With almost half the 61 hospitals in Oregon operating at a loss or barely breaking even, patient care is affected by long wait times, a shortage of doctors and overcrowded emergency departments, according to the association report.
“Oregon’s hospitals are on the brink,” said Becky Hultberg, Hospital Association of Oregon’s president and CEO, in a prepared statement. “They face a perfect storm of soaring expenses, complex and costly regulations and payments that don’t cover the cost of care.”

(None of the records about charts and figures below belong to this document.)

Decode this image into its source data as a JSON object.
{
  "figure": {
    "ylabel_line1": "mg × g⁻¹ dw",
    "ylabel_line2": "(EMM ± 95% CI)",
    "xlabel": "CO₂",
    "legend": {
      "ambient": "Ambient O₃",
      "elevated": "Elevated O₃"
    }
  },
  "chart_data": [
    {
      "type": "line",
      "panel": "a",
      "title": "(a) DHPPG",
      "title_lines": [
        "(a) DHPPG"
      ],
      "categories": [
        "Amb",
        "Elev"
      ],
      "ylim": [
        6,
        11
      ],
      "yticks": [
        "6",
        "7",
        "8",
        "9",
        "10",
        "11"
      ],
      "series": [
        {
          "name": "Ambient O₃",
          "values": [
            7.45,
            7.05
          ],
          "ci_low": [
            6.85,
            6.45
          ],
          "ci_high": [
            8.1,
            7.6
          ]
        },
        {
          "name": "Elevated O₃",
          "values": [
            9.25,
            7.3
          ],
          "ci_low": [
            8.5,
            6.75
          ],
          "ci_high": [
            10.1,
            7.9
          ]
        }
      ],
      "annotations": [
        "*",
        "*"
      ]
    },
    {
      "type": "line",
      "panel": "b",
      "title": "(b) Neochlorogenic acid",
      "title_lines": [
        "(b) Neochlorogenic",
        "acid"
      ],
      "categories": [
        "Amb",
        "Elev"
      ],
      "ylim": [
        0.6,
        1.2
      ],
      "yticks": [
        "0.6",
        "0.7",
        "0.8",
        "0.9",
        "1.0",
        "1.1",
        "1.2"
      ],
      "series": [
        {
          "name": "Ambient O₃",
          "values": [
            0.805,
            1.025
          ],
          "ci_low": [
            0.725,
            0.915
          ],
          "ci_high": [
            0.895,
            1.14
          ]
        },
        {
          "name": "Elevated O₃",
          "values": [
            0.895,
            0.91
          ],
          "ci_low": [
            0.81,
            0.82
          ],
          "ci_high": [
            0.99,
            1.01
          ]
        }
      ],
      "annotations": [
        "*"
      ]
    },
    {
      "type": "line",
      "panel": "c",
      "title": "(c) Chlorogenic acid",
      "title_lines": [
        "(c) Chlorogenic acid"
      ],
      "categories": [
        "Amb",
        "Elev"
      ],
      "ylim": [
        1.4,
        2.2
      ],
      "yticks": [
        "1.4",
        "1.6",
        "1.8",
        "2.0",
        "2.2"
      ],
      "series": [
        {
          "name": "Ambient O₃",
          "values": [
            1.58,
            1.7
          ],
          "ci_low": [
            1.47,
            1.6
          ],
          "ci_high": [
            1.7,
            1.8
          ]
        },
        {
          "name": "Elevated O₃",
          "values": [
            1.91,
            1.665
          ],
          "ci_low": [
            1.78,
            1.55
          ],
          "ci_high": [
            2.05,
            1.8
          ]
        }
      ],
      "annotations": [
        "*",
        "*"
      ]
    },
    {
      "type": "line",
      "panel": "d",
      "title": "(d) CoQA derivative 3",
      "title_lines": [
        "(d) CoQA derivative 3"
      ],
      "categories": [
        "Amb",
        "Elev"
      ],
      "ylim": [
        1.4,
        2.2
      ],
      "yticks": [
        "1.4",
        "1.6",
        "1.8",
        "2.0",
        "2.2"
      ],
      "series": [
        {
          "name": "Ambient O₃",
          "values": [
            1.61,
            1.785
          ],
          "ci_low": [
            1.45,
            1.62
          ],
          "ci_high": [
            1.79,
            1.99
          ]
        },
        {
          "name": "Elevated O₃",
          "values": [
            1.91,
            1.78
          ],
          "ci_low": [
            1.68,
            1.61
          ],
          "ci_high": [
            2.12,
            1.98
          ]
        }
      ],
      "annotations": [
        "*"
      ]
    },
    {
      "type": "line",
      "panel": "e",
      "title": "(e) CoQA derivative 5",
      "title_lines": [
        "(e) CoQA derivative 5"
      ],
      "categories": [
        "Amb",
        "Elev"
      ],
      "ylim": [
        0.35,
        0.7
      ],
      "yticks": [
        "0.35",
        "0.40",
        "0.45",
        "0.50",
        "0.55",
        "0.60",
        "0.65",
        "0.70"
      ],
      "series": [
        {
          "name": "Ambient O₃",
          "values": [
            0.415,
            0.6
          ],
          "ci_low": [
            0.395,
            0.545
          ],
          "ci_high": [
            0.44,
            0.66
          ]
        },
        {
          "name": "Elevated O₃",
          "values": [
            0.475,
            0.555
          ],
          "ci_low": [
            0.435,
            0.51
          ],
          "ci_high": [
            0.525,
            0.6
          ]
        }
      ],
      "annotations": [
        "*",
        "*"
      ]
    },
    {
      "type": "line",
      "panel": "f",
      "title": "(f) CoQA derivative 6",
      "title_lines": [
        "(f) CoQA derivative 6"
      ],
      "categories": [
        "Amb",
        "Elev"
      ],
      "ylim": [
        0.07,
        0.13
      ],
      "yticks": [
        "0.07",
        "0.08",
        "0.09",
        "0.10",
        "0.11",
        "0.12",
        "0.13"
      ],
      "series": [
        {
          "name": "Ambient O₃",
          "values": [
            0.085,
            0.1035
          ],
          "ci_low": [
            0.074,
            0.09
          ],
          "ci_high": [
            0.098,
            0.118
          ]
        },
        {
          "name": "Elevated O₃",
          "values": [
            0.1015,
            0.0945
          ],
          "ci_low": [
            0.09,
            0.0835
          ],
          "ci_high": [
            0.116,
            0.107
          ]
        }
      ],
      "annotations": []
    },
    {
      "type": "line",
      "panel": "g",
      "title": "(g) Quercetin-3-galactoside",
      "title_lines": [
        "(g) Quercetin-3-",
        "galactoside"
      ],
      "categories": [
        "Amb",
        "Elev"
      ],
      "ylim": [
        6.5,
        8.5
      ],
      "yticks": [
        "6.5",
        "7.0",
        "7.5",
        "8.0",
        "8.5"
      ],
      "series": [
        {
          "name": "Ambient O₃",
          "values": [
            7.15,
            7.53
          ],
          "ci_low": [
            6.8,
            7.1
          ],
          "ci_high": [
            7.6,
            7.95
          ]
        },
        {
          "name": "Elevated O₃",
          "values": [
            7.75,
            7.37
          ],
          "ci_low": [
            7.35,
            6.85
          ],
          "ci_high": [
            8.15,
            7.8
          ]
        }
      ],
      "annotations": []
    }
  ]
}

The biggest issue is that Medicaid, which is the state’s largest insurer, only pays 56 cents on the dollar for caring for Medicaid patients. One in three people in Oregon — 31.9% of insured patients — are on Medicaid, according to the report.
Between 2022 and 2024, Oregon hospitals lost $152 million on patient care, according to the report.
If a hospital is not making money, it puts the community at risk, according to the association. Hospitals generate $32.4 billion a year in economic impact, supporting 160,000 jobs.
In Central Oregon, the four hospitals and clinics that make up St. Charles Health System employ more than 5,000 people. The health system is the region’s largest employer, according to an Economic Development for Central Oregon annual employer ranking.
St. Charles ended 2024 with $1.4 billion in operating revenues, slightly more than the previous year. Expenses were higher, however, in 2024, leaving the health system with less in operating income.